We want use a free standing table in our Hymer .

However the existing metal foor socket is secured by 6 largest screws/ so when it is removed i would like to blanc off and protect the holes with some kind of screw caps/ covers

Any ideas please

Dinger


----------



## GEMMY (Jun 19, 2006)

Remove table,put back screws into their holes,tighten down so they are flush,and put a rug over, job done.I did the same last week. :lol: 

tony


----------



## dinger (Jul 30, 2007)

*table*

Hi Tony

May have to try this but didnt know if the holes are counter sunk enough
if at all as the table base fittment sits proud......just thought we could get some sort of caps tp protect the holes whilst not using existing set up without carpet.


----------



## sallytrafic (Jan 17, 2006)

If its anything like our socket as well as screw holes there will be a large hole in the floor. If that is the case status make a blanking plate for their roof aerials and that might do the cover up. >blanking plate<


----------



## GEMMY (Jun 19, 2006)

Hi Dinger,I used my method so that I didn't lose the screwbolts. :lol: 

tony


----------



## 104305 (May 6, 2007)

Ive done just the same the table is a nuisance and gets in the way. Our small portable table does the trick leaving more space to move around. As for the holes I did the same as the other guy, replaced the scres and stuck a rug over-JOB DONE


----------



## Zebedee (Oct 3, 2007)

If the screw holes are not countersunk enough you could always countersink them! :? :? 

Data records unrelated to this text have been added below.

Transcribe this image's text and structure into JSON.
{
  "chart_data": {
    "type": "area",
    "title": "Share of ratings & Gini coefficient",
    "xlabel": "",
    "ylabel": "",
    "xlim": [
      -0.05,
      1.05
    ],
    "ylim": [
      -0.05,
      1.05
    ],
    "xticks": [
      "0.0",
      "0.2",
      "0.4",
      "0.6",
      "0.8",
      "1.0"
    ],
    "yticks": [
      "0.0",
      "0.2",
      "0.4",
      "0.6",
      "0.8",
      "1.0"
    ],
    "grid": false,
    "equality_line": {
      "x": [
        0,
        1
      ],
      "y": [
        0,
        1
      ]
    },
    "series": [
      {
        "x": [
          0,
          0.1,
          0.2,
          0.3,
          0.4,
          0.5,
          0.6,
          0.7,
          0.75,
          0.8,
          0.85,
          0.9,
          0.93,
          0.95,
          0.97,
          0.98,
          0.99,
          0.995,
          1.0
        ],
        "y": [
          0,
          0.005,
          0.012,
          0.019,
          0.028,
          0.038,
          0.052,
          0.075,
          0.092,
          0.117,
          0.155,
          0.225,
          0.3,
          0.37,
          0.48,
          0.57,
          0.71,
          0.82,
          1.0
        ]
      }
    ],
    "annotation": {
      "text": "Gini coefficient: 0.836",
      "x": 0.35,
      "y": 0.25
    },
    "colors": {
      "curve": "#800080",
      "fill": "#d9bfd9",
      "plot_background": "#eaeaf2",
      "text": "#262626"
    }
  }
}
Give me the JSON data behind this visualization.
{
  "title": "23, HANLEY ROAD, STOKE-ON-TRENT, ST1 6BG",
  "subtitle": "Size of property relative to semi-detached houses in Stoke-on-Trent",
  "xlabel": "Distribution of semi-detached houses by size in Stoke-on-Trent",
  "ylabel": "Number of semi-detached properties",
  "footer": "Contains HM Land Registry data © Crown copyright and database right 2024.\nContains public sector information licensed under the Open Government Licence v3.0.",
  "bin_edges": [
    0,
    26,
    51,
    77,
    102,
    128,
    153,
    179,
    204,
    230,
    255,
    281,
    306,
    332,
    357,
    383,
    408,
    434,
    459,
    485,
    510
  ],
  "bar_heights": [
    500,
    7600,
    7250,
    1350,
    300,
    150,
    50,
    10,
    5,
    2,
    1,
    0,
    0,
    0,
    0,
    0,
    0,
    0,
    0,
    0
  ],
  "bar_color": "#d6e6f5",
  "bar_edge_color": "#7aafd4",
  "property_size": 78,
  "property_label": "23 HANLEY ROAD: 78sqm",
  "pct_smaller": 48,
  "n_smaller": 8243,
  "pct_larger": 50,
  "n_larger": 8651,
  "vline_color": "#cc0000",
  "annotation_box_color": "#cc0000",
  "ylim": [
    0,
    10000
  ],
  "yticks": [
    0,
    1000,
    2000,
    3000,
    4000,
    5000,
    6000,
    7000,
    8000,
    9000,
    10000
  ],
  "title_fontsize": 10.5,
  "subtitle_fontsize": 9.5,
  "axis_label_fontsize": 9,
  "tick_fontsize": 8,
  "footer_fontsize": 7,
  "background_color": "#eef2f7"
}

Frank is almost certainly correct about the big hole in the middle.

If you want the floor to be perfectly flush (which it won't be if you use a blanking plate) cut a piece of wood to fit in the hole to within about 5mm from the top. It need not be a very good fit.

Fix it in place with some Sikaflex.

Now cut a nice piece of ply (or whatever) and carefully shape it to fit the top of the hole. Much easier to trim a thin disc to shape than a lump.

Put a generous covering of Sikaflex on top of the first bit of wood and gently settle the disc by pressing a ruler across the hole in several orientations. That way it will be perfectly flush when the Sika has set.

To finish the job, "finger" a bit of Sikaflex (or a coloured sealant to suit) into the join.

Hope this helps

Dave


----------